One of Silicon Valley’s top investors has quietly dumped seven figures into Democratic super PACs over the past two years through a pair of dark money groups that have little documented activity beyond channeling money into federal elections.

Matt Cohler, a former Facebook executive and a partner at the venture capital firm Benchmark, is behind the pair of nonprofit groups, one of which has donated a total of more than $1 million this year alone to three leading Democratic political groups. The Pacific Environmental Coalition’s latest donation came last month, according to records released this week; it donated $500,000 to Senate Majority PAC, a powerhouse super PAC aligned with Senate Minority Leader Chuck Schumer (D-NY).

Earlier this year, PEC also donated $300,000 to Unite the Country, a super PAC supporting former vice president Joe Biden’s presidential campaign. And in February, the group chipped in $250,000 to VoteVets, the progressive vets group that was backing former South Bend mayor Pete Buttigieg’s presidential bid at the time.

There’s little public information about the PEC. It doesn’t appear to have a website or social media presence. And it hasn’t existed long enough to file an annual financial report with the Internal Revenue Service. But according to incorporation records in California, Cohler is the group’s chief executive officer.

That relative lack of information about PEC’s activity caught the attention of the ethics watchdog group Campaign Legal Center. The group says it plans to file a complaint with the Federal Election Commission detailing its suspicion that PEC and another Cohler-run dark money group ran afoul of laws barring donors from using “pass through” entities to mask the sources of their political contributions.

"This appears to be yet another example of shell corporations being used to funnel money to super PACs while hiding the true sources of the money,” Brendan Fischer, CLC’s director of federal reforms, told The Daily Beast in an email. “Voters have a right to know which wealthy special interests are spending big money to secretly influence our vote and our government."

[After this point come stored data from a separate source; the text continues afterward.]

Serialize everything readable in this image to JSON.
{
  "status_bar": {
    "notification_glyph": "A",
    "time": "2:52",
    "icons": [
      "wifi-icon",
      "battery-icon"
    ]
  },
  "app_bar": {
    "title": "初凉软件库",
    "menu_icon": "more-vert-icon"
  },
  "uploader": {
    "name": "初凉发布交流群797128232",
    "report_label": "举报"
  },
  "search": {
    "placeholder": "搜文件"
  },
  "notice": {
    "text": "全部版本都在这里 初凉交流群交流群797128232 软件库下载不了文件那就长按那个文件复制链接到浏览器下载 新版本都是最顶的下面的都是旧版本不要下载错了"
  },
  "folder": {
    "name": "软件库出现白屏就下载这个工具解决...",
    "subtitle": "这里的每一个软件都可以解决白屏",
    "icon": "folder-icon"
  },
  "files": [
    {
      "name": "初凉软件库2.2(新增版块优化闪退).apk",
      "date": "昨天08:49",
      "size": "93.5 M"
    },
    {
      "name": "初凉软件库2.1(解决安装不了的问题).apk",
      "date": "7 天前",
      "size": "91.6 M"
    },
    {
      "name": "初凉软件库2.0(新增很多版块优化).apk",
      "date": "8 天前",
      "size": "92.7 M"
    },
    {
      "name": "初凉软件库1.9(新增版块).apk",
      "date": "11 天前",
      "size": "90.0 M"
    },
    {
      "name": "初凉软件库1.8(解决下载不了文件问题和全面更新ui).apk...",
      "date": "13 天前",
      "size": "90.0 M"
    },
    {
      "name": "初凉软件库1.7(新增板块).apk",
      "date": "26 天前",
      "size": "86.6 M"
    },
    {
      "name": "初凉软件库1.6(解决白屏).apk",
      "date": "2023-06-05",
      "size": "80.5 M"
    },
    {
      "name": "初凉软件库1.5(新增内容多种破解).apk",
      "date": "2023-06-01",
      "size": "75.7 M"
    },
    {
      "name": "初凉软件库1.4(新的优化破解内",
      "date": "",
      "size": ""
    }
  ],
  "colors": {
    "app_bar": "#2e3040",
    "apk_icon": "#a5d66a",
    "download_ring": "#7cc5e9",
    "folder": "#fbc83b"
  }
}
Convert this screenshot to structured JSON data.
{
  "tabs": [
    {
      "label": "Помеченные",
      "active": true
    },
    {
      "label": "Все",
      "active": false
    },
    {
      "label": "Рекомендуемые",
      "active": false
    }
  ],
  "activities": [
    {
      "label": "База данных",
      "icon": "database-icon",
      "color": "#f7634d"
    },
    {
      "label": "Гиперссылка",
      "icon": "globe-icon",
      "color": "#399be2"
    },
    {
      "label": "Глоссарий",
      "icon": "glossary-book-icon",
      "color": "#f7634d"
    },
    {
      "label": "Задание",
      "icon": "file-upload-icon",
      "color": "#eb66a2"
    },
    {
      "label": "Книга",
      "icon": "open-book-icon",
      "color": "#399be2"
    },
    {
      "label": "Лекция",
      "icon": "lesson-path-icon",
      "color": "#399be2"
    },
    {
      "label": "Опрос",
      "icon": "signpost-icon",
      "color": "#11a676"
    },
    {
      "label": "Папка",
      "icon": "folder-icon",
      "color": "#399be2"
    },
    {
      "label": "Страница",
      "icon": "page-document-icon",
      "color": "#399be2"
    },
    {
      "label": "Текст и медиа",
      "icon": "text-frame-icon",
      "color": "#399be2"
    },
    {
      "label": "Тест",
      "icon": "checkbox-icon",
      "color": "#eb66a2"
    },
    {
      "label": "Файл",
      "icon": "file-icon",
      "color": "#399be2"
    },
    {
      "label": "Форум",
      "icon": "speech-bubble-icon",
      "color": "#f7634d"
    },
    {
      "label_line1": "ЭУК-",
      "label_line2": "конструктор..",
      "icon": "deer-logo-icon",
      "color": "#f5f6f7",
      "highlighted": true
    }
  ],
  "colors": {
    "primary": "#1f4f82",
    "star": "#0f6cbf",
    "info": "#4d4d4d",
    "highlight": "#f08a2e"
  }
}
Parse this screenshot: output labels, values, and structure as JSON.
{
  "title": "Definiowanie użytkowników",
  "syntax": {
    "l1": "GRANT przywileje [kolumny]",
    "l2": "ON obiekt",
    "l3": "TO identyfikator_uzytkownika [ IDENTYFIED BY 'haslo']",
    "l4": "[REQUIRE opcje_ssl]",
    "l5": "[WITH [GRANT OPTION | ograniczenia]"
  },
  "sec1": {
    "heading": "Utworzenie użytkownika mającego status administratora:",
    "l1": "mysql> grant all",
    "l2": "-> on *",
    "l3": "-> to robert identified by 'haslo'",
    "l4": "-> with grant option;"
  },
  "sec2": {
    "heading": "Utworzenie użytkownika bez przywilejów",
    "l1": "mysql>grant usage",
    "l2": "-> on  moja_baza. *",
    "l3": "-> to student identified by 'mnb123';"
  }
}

Cohler, who didn’t respond to requests for comment on his involvement, was an executive at Facebook from 2005 to 2008, according to his LinkedIn page, before joining Benchmark. He sits on a host of corporate boards, and is widely considered one of Silicon Valley’s top investors.

His involvement in groups making these sizable political contributions, which has not been previously reported, shows how wealthy political donors can use nonprofits to obscure their identities, even as they seek to exert tremendous influence over political campaigns.

The PEC appears to be the second dark money group that Cohler has set up to make federal political contributions. The similarly named Pacific Atlantic Action Coalition donated $200,000 to Senate Majority PAC in July 2018, less than two months after it was formed, on May 21. That group’s incorporation records also list Cohler as its chief executive.

Unlike PEC, the Pacific Atlantic Action Coalition has been around long enough to file annual financial figures with the IRS. Its filing shows that the group received a single contribution during its first month in existence, a donation of $443,000 worth of securities. It doesn’t identify the donor, but that sum comprises the entirety of its income for the year.

PAAC says in that filing that its mission is “to educate the general public regarding issues of public policy and to promote and bring about advances in such areas of public policy... through education, advocacy, grantmaking and other permissible activities in furtherance of its exempt purpose.” Like PEC, the group doesn’t appear to have a public presence online.

PAAC also structured its fiscal year to end of June 30, 2018, meaning its initial filing only covered the first five weeks of its existence—and stopped short of the date of its contribution to Senate Majority PAC. Numerous requests to Cohler and the firm’s treasurer for its subsequent annual filing went unanswered.

That treasurer works for a tax and wealth advisory firm in Palo Alto employed by some of Silicon Valley’s most prominent investors and executives. Both PEC and PAAC have also filed documentation with state corporate regulators listing attorneys with the firm Arnold & Porter. That firm has offices in Palo Alto, but both of the attorneys listed in those corporate records are based at its Washington, D.C., office.